Regular exercise programs help with hypermobility and chronic pain problems such as fibromyalgia, osteoarthritis and rheumatoid arthritis.
With hypermobility syndrome it's important to develop and maintain a good fitness program matching your individual needs. This should to take into account your tissue strength and ability to withstand acute and repetitive stress without sprains, strains, tendinitis or bursitis.
If you fall into one of the more severe categories, you have to consider your vascular strength which may include risk factors for cerebral and aortic aneurysm. Talk to your primary care physician regarding this.
Contact sports or any high impact activity can be damaging. At the same time you want to maximize the strength of your tissues from muscles and tendons to ligaments and bones density. Cardiovascular health needs to be included as well.
The program should be consistently followed to avoid back sliding and becoming discouraged as well as the difficulty and pain of restarting.
Developing proprioception (body awareness), balance, and reaction timing is critical for prevention of acute injuries and repetitive stress caused by poor coordination. Maintaining balance and control is important beyond simply not falling down and hurting yourself. This is where exercises such as tai chi and yoga can play a big part – not in training you to stretch further and cross your legs and a weird fashion, but to stand on one foot and remain in control as you shift your weight to the side or to the front. The more hypermobile you are the less proprioceptive input you have regarding your position in the world. If your position sense is not good it's easy to overstress joints. If you're not stable standing on one foot and your ankle is wobbling back and forth you have to ask, what is happening when you're walking?
Overstretching, as in some forms of yoga and weightlifting, frequently produce unwanted symptoms and risk decreasing motor control. Never stretch beyond the range that you would normally use.
Isometric exercise avoids hyperextension and some overuse issues while contributing to strength.
Try to use free weights, body weight and closed chain exercises as opposed to machines when possible. Choosing dumbbells rather than machines in the gym prepares you better for everyday life since they are like real objects and promote better control and stabilization. Use of low impact elliptical training machines can replace high-impact running.

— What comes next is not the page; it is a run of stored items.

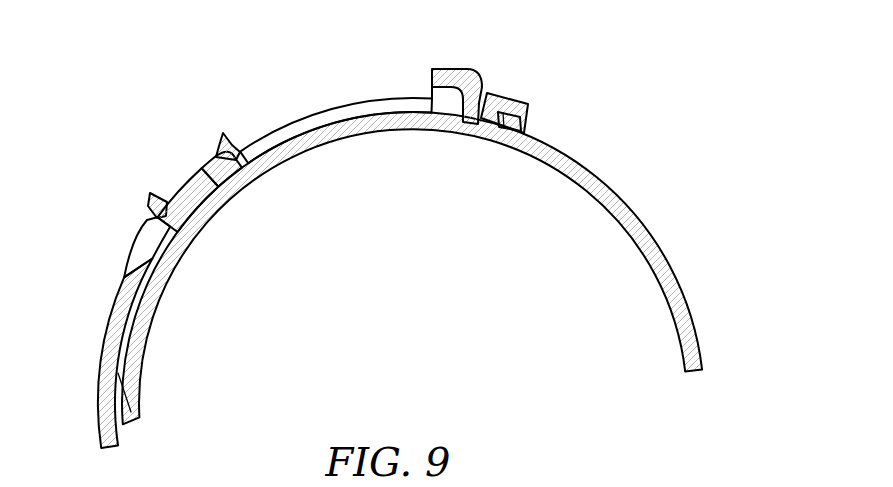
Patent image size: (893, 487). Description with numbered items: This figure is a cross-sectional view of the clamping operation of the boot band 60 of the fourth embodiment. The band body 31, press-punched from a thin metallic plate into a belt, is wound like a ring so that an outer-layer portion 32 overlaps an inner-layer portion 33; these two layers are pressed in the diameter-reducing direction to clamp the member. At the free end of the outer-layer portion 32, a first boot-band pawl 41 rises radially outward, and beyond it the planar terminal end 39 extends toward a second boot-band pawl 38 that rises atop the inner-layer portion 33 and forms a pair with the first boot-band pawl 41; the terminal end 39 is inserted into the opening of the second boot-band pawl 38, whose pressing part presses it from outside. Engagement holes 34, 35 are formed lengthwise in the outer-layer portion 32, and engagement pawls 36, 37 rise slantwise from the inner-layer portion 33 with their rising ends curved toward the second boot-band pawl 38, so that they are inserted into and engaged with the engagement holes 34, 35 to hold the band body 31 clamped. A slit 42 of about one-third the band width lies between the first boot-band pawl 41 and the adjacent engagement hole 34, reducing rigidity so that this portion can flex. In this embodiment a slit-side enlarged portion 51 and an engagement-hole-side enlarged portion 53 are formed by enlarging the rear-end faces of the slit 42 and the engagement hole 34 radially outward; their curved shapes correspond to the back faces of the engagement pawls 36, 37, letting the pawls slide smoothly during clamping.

The band body 31 is at (452, 268).
The outer-layer portion 32 is at (336, 98).
The inner-layer portion 33 is at (388, 126).
The engagement hole 34 is at (182, 202).
The engagement hole 35 is at (136, 273).
The engagement pawl 36 is at (203, 170).
The engagement pawl 37 is at (145, 230).
The second boot-band pawl 38 is at (514, 101).
The terminal end 39 is at (494, 131).
The first boot-band pawl 41 is at (453, 70).
The slit 42 is at (357, 108).
The slit-side enlarged portion 51 is at (220, 138).
The engagement-hole-side enlarged portion 53 is at (152, 200).
The boot band 60 is at (412, 230).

Running a 5K may be a reasonable option for some whereas half marathons are probably a bad idea for anyone who is hypermobile. If you choose to run be certain that you can do it with perfect form all the way down from knees to controlling ankle pronation.
Recovery is a critical component of your program. This includes at least eight hours of sleep. It's best to use undulating periodization to maximize the rest intervals so that you aren't exercising the same muscle groups in the same way too frequently.
Exercising in the pool is a reasonable recovery option but you have to keep in mind that we operate on dry land most of the time and need to maintain competence there. It is also difficult to maintain weight using only pool exercise. Pain-free swimming may require a kickboard or extra care to avoid hyperextending elbow and other joints. Rotator cuff strength and scapular control are critical.
Lifestyle and ergonomic modification:
You need to protect yourself from impacts, move well, maintain excellent posture and be supported well by your furniture. Things that don't bother other people may bother you and things that don't feel uncomfortable to you may be very damaging to you.
Typing can reduce pain from writing. Alternating between different types of mice can help reduce wrist stress.
Voice control software or a more ergonomic keyboard can reduce pain from typing.
Bent knees or sitting can reduce pain from standing. Avoid shifting your hips forward into a swaybacked position.
Chiropractors, massage therapists and physical therapists can be used as needed for specific circumstances.
It is counterintuitive to use treatments intended to increase mobility on a hypermobile person. The problem is you need your muscles to control the position of your joints but when painful they are unable to do a good job of this. Experienced massage therapists can help improve function.
When spinal joints are locked up and painful and you are unable to move properly you compensate and can overstretch other areas. Chiropractors and physical therapists can use gentle techniques including muscle energy techniques and mobilization to assist with this. They can also help you figure out your exercise plan and ergonomics.
A pain psychologist referral can be useful e.g. cognitive-behavioral therapy or other evidence-based care.